Herta Müller, témoin du régime de Ceaucescu

Herta Müller, témoin du régime de Ceaucescu

PORTRAITL'Allemande a reçu jeudi le prix Nobel de littérature 2009...
Sa. C.

Sa. C.

Mais qui est Herta Müller? Alors que les bookmakers pariaient sur Amos Oz, Assia Djebar ou encore Joyce Carol Oates pour le prix Nobel de littérature 2009, l’écrivaine allemande d’origine roumaine a coiffé tout le monde au poteau. Portrait.


Critique de Ceaucescu


Connue pour ses oeuvres décrivant la vie sous le régime totalitaire de Ceaucescu, Herta Müller est récompensée pour avoir «avec la concentration de la poésie et l'objectivité de la prose, dessiné les paysages de l'abandon», selon les attendus en français de l'Académie.


Née le 17 août 1953 dans le village germanophone de Nitzkydorf, en Roumanie, Herta Müller est la petite-fille d'un agriculteur et commerçant aisé, dépossédé par les communistes. Sa mère a été déportée dans un camp de travail forcé en Union soviétique. En Roumanie, elle fut proche dans sa jeunesse d'un groupe d'écrivains germanophones perçu par le régime de Nicolae Ceaucescu comme un «ferment d'opposition».


Peu connue du grand public jusqu'au début des années 2000, elle a été découverte et saluée par la critique dès 1984, avec la parution d'un recueil de récits, Bas-fonds, qu'elle avait réussi à faire sortir clandestinement de Roumanie.


«Ses romans Le Renard était déjà le chasseur, Herztier, La Convocation donnent avec leurs détails ciselés une image de la vie quotidienne dans une dictature pétrifiée», a souligné jeudi l'Académie. Il est vrai que le style Müller n’a rien de joyeux ni d’optimiste. Dans ses différents livres, elle s’attache à pister les ravages d’un régime oppressant, traquant la réalité sociale très dure de la Roumanie. Deux de ses livres – La Convocation (2001) et L’Homme est un grand faisan sur terre (1990) – s’inscrivent dans la même veine combattante de cette écrivaine engagée.


Au cœur du régime


Car depuis ses débuts professionnels en tant qu’interprète, en 1976, Herta Müller a été confrontée plus d’une fois à la violence du régime de Ceaucescu. Alors qu’elle travaille pour une société d’ingénierie, elle est renvoyée après son refus de coopérer avec la Securitate, la police secrète du régime communiste.

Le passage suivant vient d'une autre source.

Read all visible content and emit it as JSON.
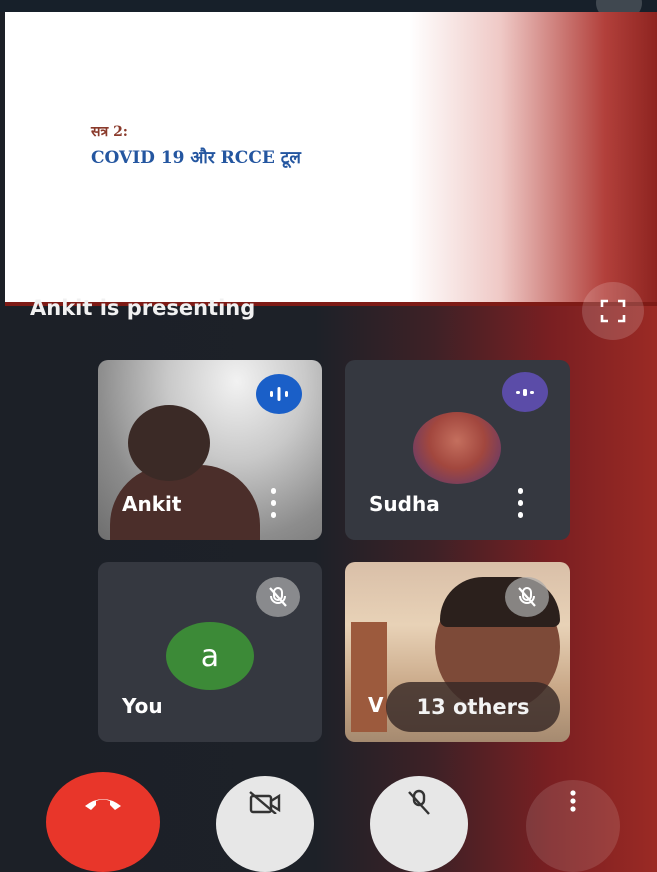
{
  "presentation": {
    "slide_line1": "सत्र 2:",
    "slide_line2": "COVID 19 और RCCE टूल",
    "presenter_status": "Ankit is presenting"
  },
  "participants": [
    {
      "name": "Ankit",
      "state": "speaking"
    },
    {
      "name": "Sudha",
      "state": "speaking"
    },
    {
      "name": "You",
      "avatar_letter": "a",
      "state": "muted"
    },
    {
      "name": "V",
      "state": "muted"
    }
  ],
  "others_count_label": "13 others",
  "colors": {
    "speaking_badge": "#1a5fc8",
    "speaking_badge_alt": "#5b4ca8",
    "end_call": "#e8362a",
    "avatar_green": "#3c8a37"
  },
  "icons": {
    "fullscreen": "fullscreen-icon",
    "end_call": "phone-hangup-icon",
    "camera": "camera-off-icon",
    "mic": "mic-off-icon",
    "more": "more-vert-icon"
  }
}
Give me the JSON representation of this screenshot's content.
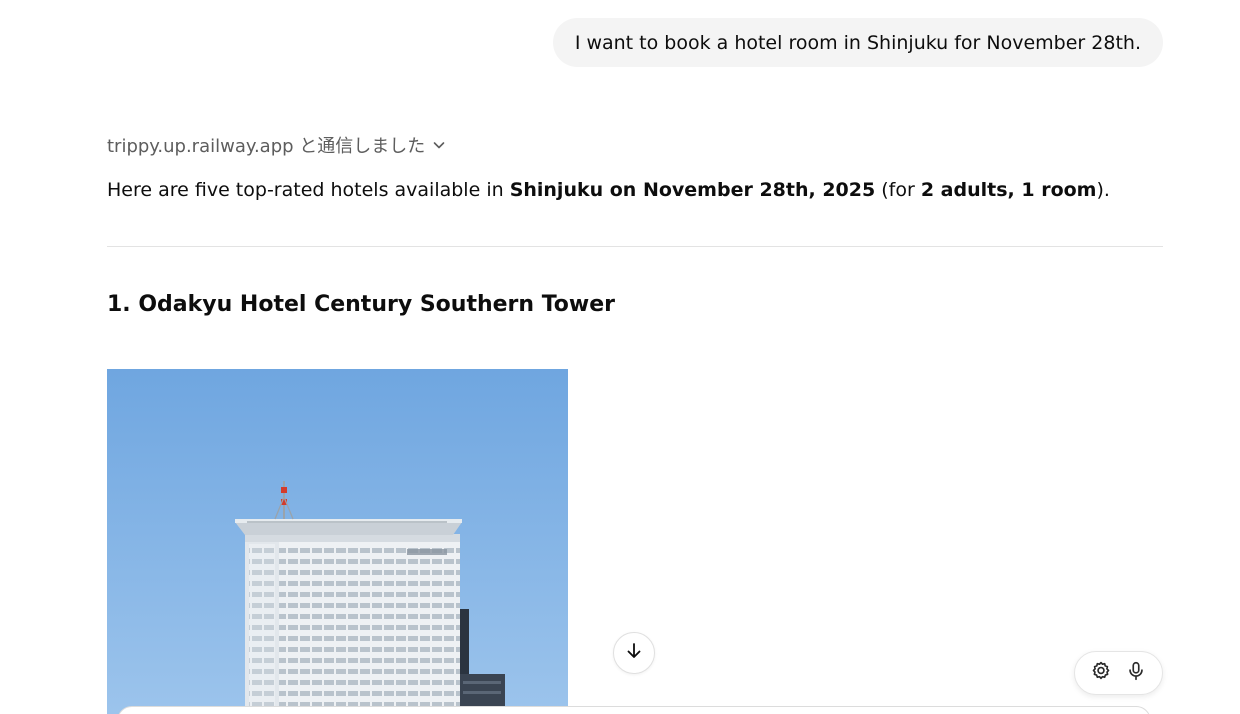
{
  "user_message": {
    "text": "I want to book a hotel room in Shinjuku for November 28th."
  },
  "tool_call": {
    "text": "trippy.up.railway.app と通信しました",
    "icon": "chevron-down-icon"
  },
  "assistant": {
    "intro_prefix": "Here are five top-rated hotels available in ",
    "intro_bold_location_date": "Shinjuku on November 28th, 2025",
    "intro_mid": " (for ",
    "intro_bold_guests": "2 adults, 1 room",
    "intro_suffix": ")."
  },
  "hotels": [
    {
      "title": "1. Odakyu Hotel Century Southern Tower",
      "image_alt": "hotel-tower-photo"
    }
  ],
  "controls": {
    "scroll_down_icon": "arrow-down-icon",
    "settings_icon": "gear-icon",
    "voice_icon": "microphone-icon"
  },
  "colors": {
    "user_bubble_bg": "#f4f4f4",
    "muted_text": "#5d5d5d",
    "sky_top": "#6fa6e0",
    "sky_bottom": "#9cc4ec",
    "divider": "#e3e3e3"
  }
}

Son destin est scellé: elle décide de s’opposer au régime de l’intérieur, à travers la littérature. Son premier livre est publié en Roumanie (en langue allemande) en 1982, dans une version expurgée par la censure du régime. Consciente qu’elle ne peut écrire librement – et frappée du sceau de l’interdiction de publier – elle fuit la Roumanie en 1987 pour s’installer à Berlin.


Elle ne rompt pas avec son pays d’origine pour autant. Toujours vigilante sur la situation politique sur place, elle écrit une lettre ouverte très critique au président de l’institut culturel de Roumanie, en juillet 2008. En cause: le soutien de l'Institut à germano-roumain Summer School à deux anciens informateurs de la Securitate, son ennemie de toujours. La voici aujourd’hui récompensé pour son combat.